宮本がいる天幕の中に、いきよい良く入る者がいた。

「宗助!心配したのよ!?警保局にも近衛騎士団本部にもいないし、聞いたら宿営地に戻ったって聞くし、何かあったんじゃないかと…」

「アニル…一人にしてくれないか」

「あっ、えっと、そ、そうだ!何か煎れるね!紅茶が…」

「アニル!…出ていってくれ」

「あっ……はい」

         バサッ

「…………クソォォォォォォォ!!何故、何でこうなる!!俺は、こうならない為にも…!」

         バサッ!

「アニル!?」

         ギュッ!

「!!!?アニル、何をして!??」

「貴方は、宗助はよくやったよ。せいいっぱいやった!誰が何と言おうと、せいいっぱい頑張ったよ!だから…そんなに自分を責めないで、ね?」

「……アニル」

そう言われて、しばらく胸の中に抱かれていたが、自分がどう言う状況か思い至り、我に返った。

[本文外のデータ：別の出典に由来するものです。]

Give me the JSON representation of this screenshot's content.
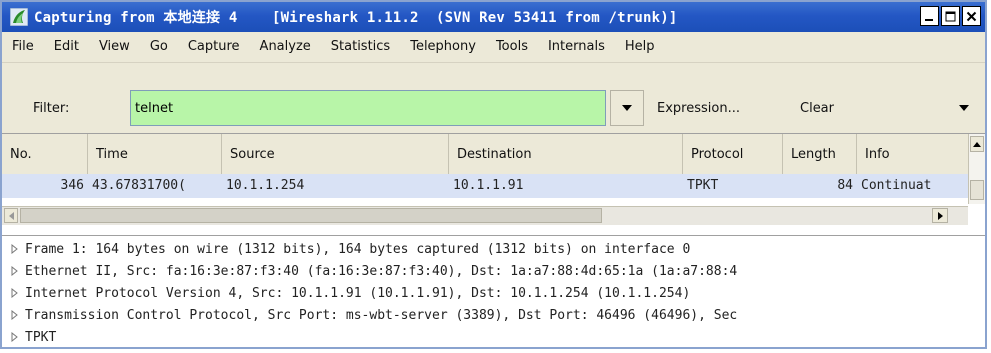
{
  "window": {
    "title": "Capturing from 本地连接 4    [Wireshark 1.11.2  (SVN Rev 53411 from /trunk)]",
    "controls": [
      "minimize",
      "maximize",
      "close"
    ],
    "title_color": "#2457c4"
  },
  "menu": {
    "items": [
      "File",
      "Edit",
      "View",
      "Go",
      "Capture",
      "Analyze",
      "Statistics",
      "Telephony",
      "Tools",
      "Internals",
      "Help"
    ]
  },
  "filter": {
    "label": "Filter:",
    "value": "telnet",
    "expression_label": "Expression...",
    "clear_label": "Clear",
    "valid_color": "#b8f5a8"
  },
  "packet_list": {
    "columns": [
      "No.",
      "Time",
      "Source",
      "Destination",
      "Protocol",
      "Length",
      "Info"
    ],
    "rows": [
      {
        "no": "346",
        "time": "43.67831700(",
        "source": "10.1.1.254",
        "destination": "10.1.1.91",
        "protocol": "TPKT",
        "length": "84",
        "info": "Continuat"
      }
    ],
    "selected_color": "#d9e2f5"
  },
  "details": {
    "items": [
      "Frame 1: 164 bytes on wire (1312 bits), 164 bytes captured (1312 bits) on interface 0",
      "Ethernet II, Src: fa:16:3e:87:f3:40 (fa:16:3e:87:f3:40), Dst: 1a:a7:88:4d:65:1a (1a:a7:88:4",
      "Internet Protocol Version 4, Src: 10.1.1.91 (10.1.1.91), Dst: 10.1.1.254 (10.1.1.254)",
      "Transmission Control Protocol, Src Port: ms-wbt-server (3389), Dst Port: 46496 (46496), Sec",
      "TPKT"
    ]
  }
}
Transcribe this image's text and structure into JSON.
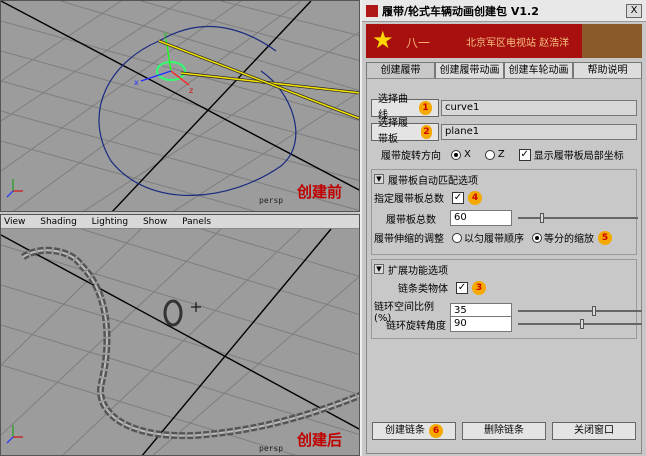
{
  "window": {
    "title": "履带/轮式车辆动画创建包 V1.2",
    "close_label": "X"
  },
  "banner": {
    "left_text": "八一",
    "right_text": "北京军区电视站 赵浩洋"
  },
  "tabs": [
    {
      "label": "创建履带"
    },
    {
      "label": "创建履带动画"
    },
    {
      "label": "创建车轮动画"
    },
    {
      "label": "帮助说明"
    }
  ],
  "create_track": {
    "select_curve_button": "选择曲线",
    "curve_value": "curve1",
    "select_plank_button": "选择履带板",
    "plank_value": "plane1",
    "badge1": "1",
    "badge2": "2",
    "rotation_label": "履带旋转方向",
    "radio_x": "X",
    "radio_z": "Z",
    "show_pivot_label": "显示履带板局部坐标",
    "show_pivot_checked": "✓"
  },
  "auto_fit": {
    "header": "履带板自动匹配选项",
    "specify_count_label": "指定履带板总数",
    "specify_count_checked": "✓",
    "badge4": "4",
    "total_label": "履带板总数",
    "total_value": "60",
    "total_slider": 0.18,
    "fit_mode_label": "履带伸缩的调整",
    "fit_mode_option1": "以匀履带顺序",
    "fit_mode_option2": "等分的缩放",
    "badge5": "5"
  },
  "extra": {
    "header": "扩展功能选项",
    "chain_label": "链条类物体",
    "chain_checked": "✓",
    "badge3": "3",
    "ratio_label": "链环空间比例(%)",
    "ratio_value": "35",
    "ratio_slider": 0.6,
    "angle_label": "链环旋转角度",
    "angle_value": "90",
    "angle_slider": 0.5
  },
  "footer": {
    "create_button": "创建链条",
    "badge6": "6",
    "delete_button": "删除链条",
    "close_button": "关闭窗口"
  },
  "viewport_top": {
    "label": "创建前",
    "camera": "persp"
  },
  "viewport_bottom": {
    "menu": [
      "View",
      "Shading",
      "Lighting",
      "Show",
      "Panels"
    ],
    "label": "创建后",
    "camera": "persp"
  },
  "colors": {
    "accent_red": "#c00000",
    "badge_orange": "#f5a800",
    "arrow_yellow": "#f0e000",
    "banner_red": "#a81010"
  }
}
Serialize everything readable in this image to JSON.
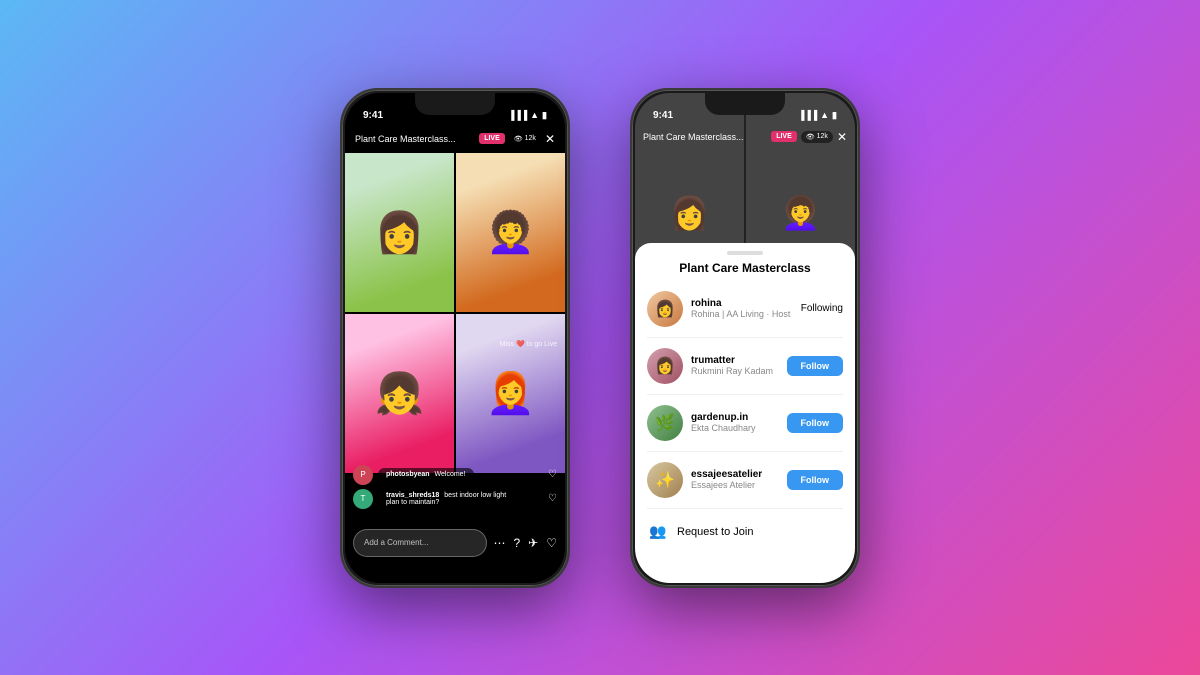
{
  "background": "linear-gradient(135deg, #5bb8f5 0%, #a855f7 50%, #ec4899 100%)",
  "left_phone": {
    "status_time": "9:41",
    "live_title": "Plant Care Masterclass...",
    "live_badge": "LIVE",
    "viewer_count": "12k",
    "close_icon": "✕",
    "miss_text": "Miss ❤️ to go Live",
    "comments": [
      {
        "user": "photosbyean",
        "text": "Welcome!",
        "avatar_letter": "P"
      },
      {
        "user": "travis_shreds18",
        "text": "best indoor low light plan to maintain?",
        "avatar_letter": "T"
      }
    ],
    "comment_placeholder": "Add a Comment...",
    "bottom_icons": [
      "⋯",
      "?",
      "✈",
      "♡"
    ]
  },
  "right_phone": {
    "status_time": "9:41",
    "live_title": "Plant Care Masterclass...",
    "live_badge": "LIVE",
    "viewer_count": "12k",
    "close_icon": "✕",
    "sheet_title": "Plant Care Masterclass",
    "users": [
      {
        "handle": "rohina",
        "subtitle": "Rohina | AA Living · Host",
        "action": "Following",
        "action_type": "text",
        "avatar_class": "av-rohina",
        "avatar_emoji": "👩"
      },
      {
        "handle": "trumatter",
        "subtitle": "Rukmini Ray Kadam",
        "action": "Follow",
        "action_type": "button",
        "avatar_class": "av-trumatter",
        "avatar_emoji": "👩"
      },
      {
        "handle": "gardenup.in",
        "subtitle": "Ekta Chaudhary",
        "action": "Follow",
        "action_type": "button",
        "avatar_class": "av-gardenup",
        "avatar_emoji": "🌿"
      },
      {
        "handle": "essajeesatelier",
        "subtitle": "Essajees Atelier",
        "action": "Follow",
        "action_type": "button",
        "avatar_class": "av-essajees",
        "avatar_emoji": "✨"
      }
    ],
    "request_text": "Request to Join",
    "request_icon": "👥"
  }
}
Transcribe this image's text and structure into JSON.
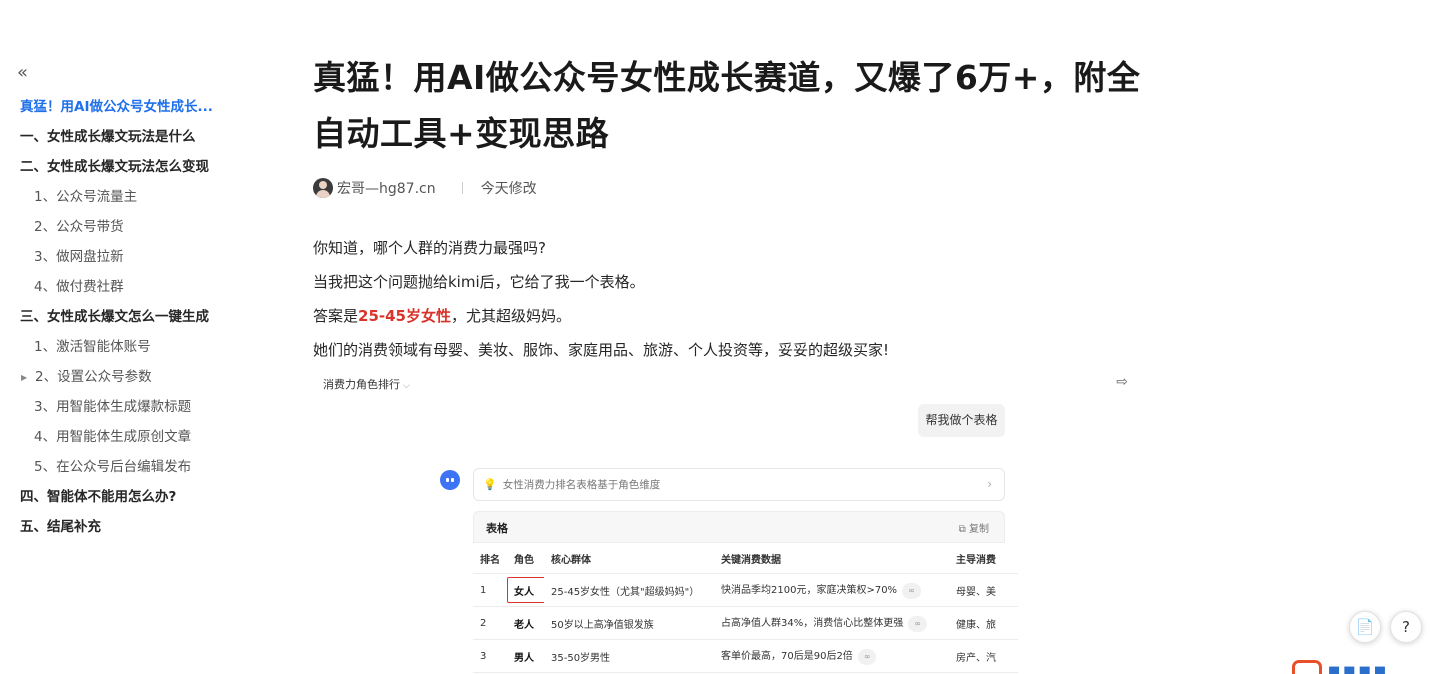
{
  "toc": {
    "collapse_glyph": "«",
    "items": [
      {
        "label": "真猛！用AI做公众号女性成长...",
        "level": 1,
        "active": true
      },
      {
        "label": "一、女性成长爆文玩法是什么",
        "level": 1
      },
      {
        "label": "二、女性成长爆文玩法怎么变现",
        "level": 1
      },
      {
        "label": "1、公众号流量主",
        "level": 2
      },
      {
        "label": "2、公众号带货",
        "level": 2
      },
      {
        "label": "3、做网盘拉新",
        "level": 2
      },
      {
        "label": "4、做付费社群",
        "level": 2
      },
      {
        "label": "三、女性成长爆文怎么一键生成",
        "level": 1
      },
      {
        "label": "1、激活智能体账号",
        "level": 2
      },
      {
        "label": "2、设置公众号参数",
        "level": 2,
        "caret": true
      },
      {
        "label": "3、用智能体生成爆款标题",
        "level": 2
      },
      {
        "label": "4、用智能体生成原创文章",
        "level": 2
      },
      {
        "label": "5、在公众号后台编辑发布",
        "level": 2
      },
      {
        "label": "四、智能体不能用怎么办?",
        "level": 1
      },
      {
        "label": "五、结尾补充",
        "level": 1
      }
    ]
  },
  "article": {
    "title": "真猛！用AI做公众号女性成长赛道，又爆了6万+，附全自动工具+变现思路",
    "author": "宏哥—hg87.cn",
    "modified": "今天修改",
    "para1": "你知道，哪个人群的消费力最强吗?",
    "para2": "当我把这个问题抛给kimi后，它给了我一个表格。",
    "para3_prefix": "答案是",
    "para3_highlight": "25-45岁女性",
    "para3_suffix": "，尤其超级妈妈。",
    "para4": "她们的消费领域有母婴、美妆、服饰、家庭用品、旅游、个人投资等，妥妥的超级买家!"
  },
  "screenshot": {
    "header": "消费力角色排行",
    "user_bubble": "帮我做个表格",
    "prompt": "女性消费力排名表格基于角色维度",
    "table_label": "表格",
    "copy_label": "复制",
    "columns": [
      "排名",
      "角色",
      "核心群体",
      "关键消费数据",
      "主导消费"
    ],
    "rows": [
      {
        "rank": "1",
        "role": "女人",
        "group": "25-45岁女性（尤其\"超级妈妈\"）",
        "data": "快消品季均2100元，家庭决策权>70%",
        "domain": "母婴、美"
      },
      {
        "rank": "2",
        "role": "老人",
        "group": "50岁以上高净值银发族",
        "data": "占高净值人群34%，消费信心比整体更强",
        "domain": "健康、旅"
      },
      {
        "rank": "3",
        "role": "男人",
        "group": "35-50岁男性",
        "data": "客单价最高，70后是90后2倍",
        "domain": "房产、汽"
      }
    ]
  },
  "floating": {
    "doc_button": "📄",
    "help_button": "?"
  },
  "colors": {
    "link_active": "#1f6feb",
    "highlight": "#d9342b",
    "bot_avatar": "#3d74f5",
    "logo_mark": "#e8502a"
  }
}
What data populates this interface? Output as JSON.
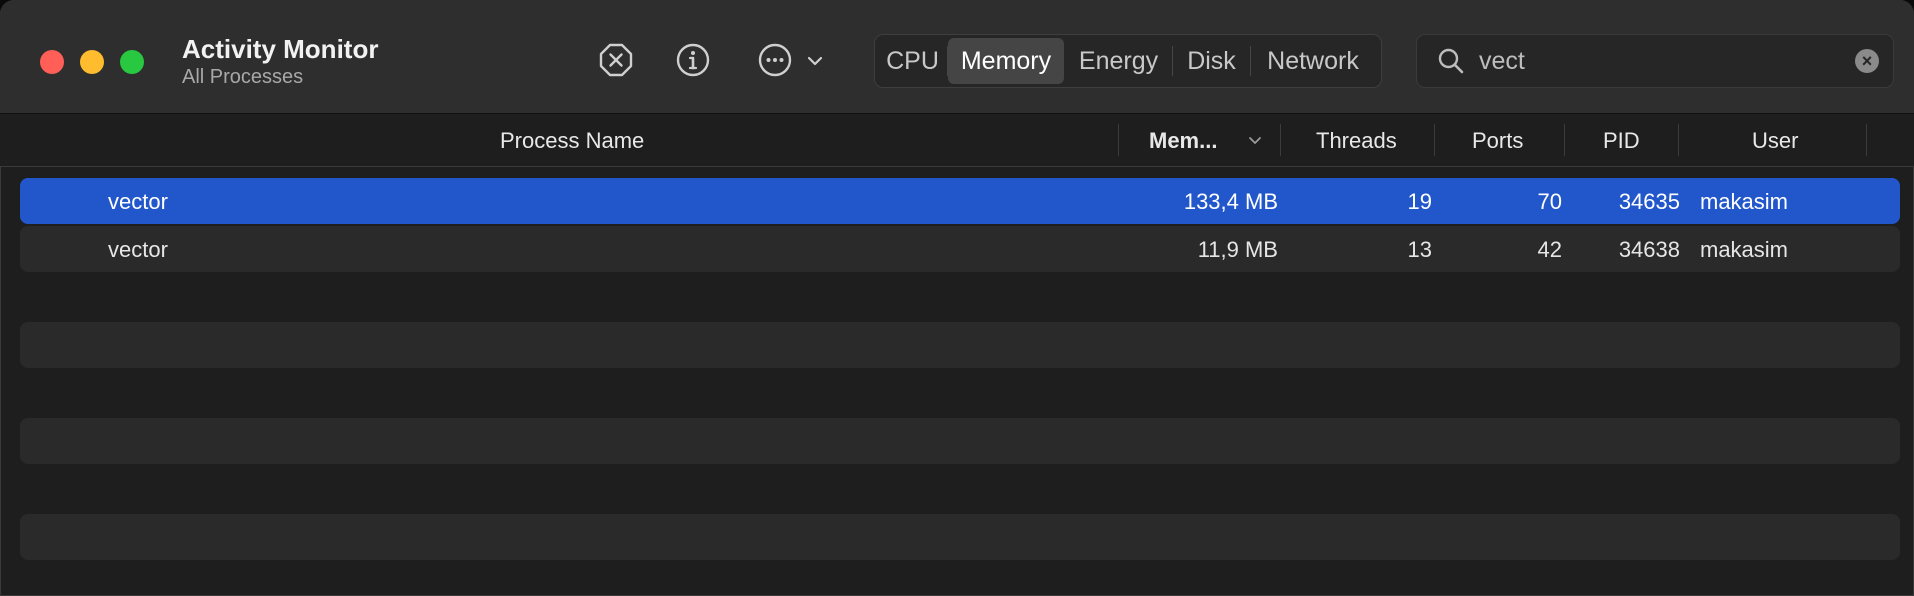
{
  "window": {
    "title": "Activity Monitor",
    "subtitle": "All Processes"
  },
  "toolbar": {
    "stop_icon": "stop-process-icon",
    "info_icon": "info-icon",
    "more_icon": "more-options-icon"
  },
  "tabs": [
    {
      "label": "CPU",
      "active": false
    },
    {
      "label": "Memory",
      "active": true
    },
    {
      "label": "Energy",
      "active": false
    },
    {
      "label": "Disk",
      "active": false
    },
    {
      "label": "Network",
      "active": false
    }
  ],
  "search": {
    "value": "vect"
  },
  "columns": {
    "process_name": "Process Name",
    "memory": "Mem...",
    "threads": "Threads",
    "ports": "Ports",
    "pid": "PID",
    "user": "User"
  },
  "processes": [
    {
      "name": "vector",
      "memory": "133,4 MB",
      "threads": "19",
      "ports": "70",
      "pid": "34635",
      "user": "makasim",
      "selected": true
    },
    {
      "name": "vector",
      "memory": "11,9 MB",
      "threads": "13",
      "ports": "42",
      "pid": "34638",
      "user": "makasim",
      "selected": false
    }
  ],
  "colors": {
    "selection": "#2257cc",
    "close": "#ff5f57",
    "minimize": "#febc2e",
    "maximize": "#28c840"
  }
}
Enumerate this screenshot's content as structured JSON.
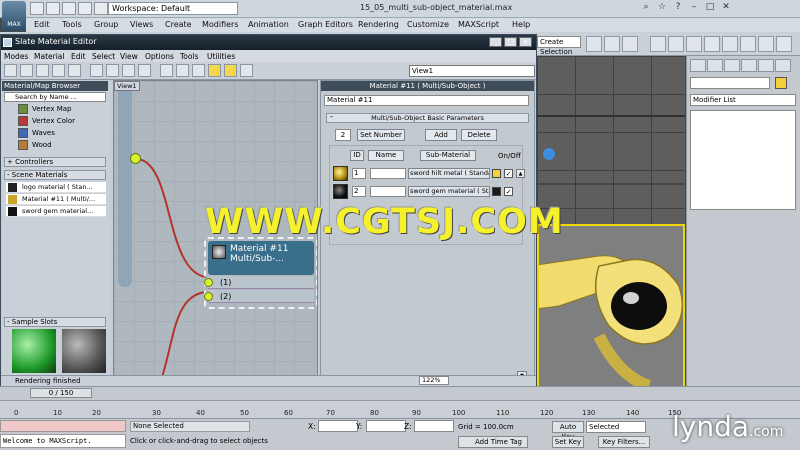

「ア、アニル!もういい大丈夫だ、心配無い。さっきは声を荒げて、すまなかった」

「ううん、いいよ。気にしてない、それよりなにか飲む?美味しい紅茶、煎れるわよ?」

「ああ、じゃあもらうよ。ありがと」

「うん、ちょっと待ってて、すぐ煎れるから」

         バサッ

『宗助、元気になってくれたかな?早く紅茶煎れてあげなくちゃ♪』

湯を沸かしていると後から、

「アニル」

自分を呼ぶ声がした。だが、この声は…

「総統閣下!?いかがされましたか?」

「宗助は、どんな具合かと思ってな。それで?言ったとおり落ち込んだ様子だったか?」

「……はい、ひどく落ち込まれてるご様子でした。しかし、私がいれば大丈夫です」

「…そうか。あれは甘い、人に対しても、状況判断もな。引き続き、お前が支えてやれ、アニル」

湯が湧き上がり、煮え立つ音が聞こえてきた。

「ハッ!了解いたしました!」

「では、頼むぞ…」

そう言うと不死兵は出ていき、天幕の中を湯が煮えたぎる音のみが響き渡った。

「………言われなくたって…宗助は私はが守るんだから…」



翌日、アウスフィルド・フォレンツ両国との平和条約が成立。しかし、これに不満を持つ南東部が独立を宣言、各地の抗戦派部隊も南東部に集結。それに呼応し、首都でもテロが横行。

平和とは程遠い日々が、続く事になるのであった。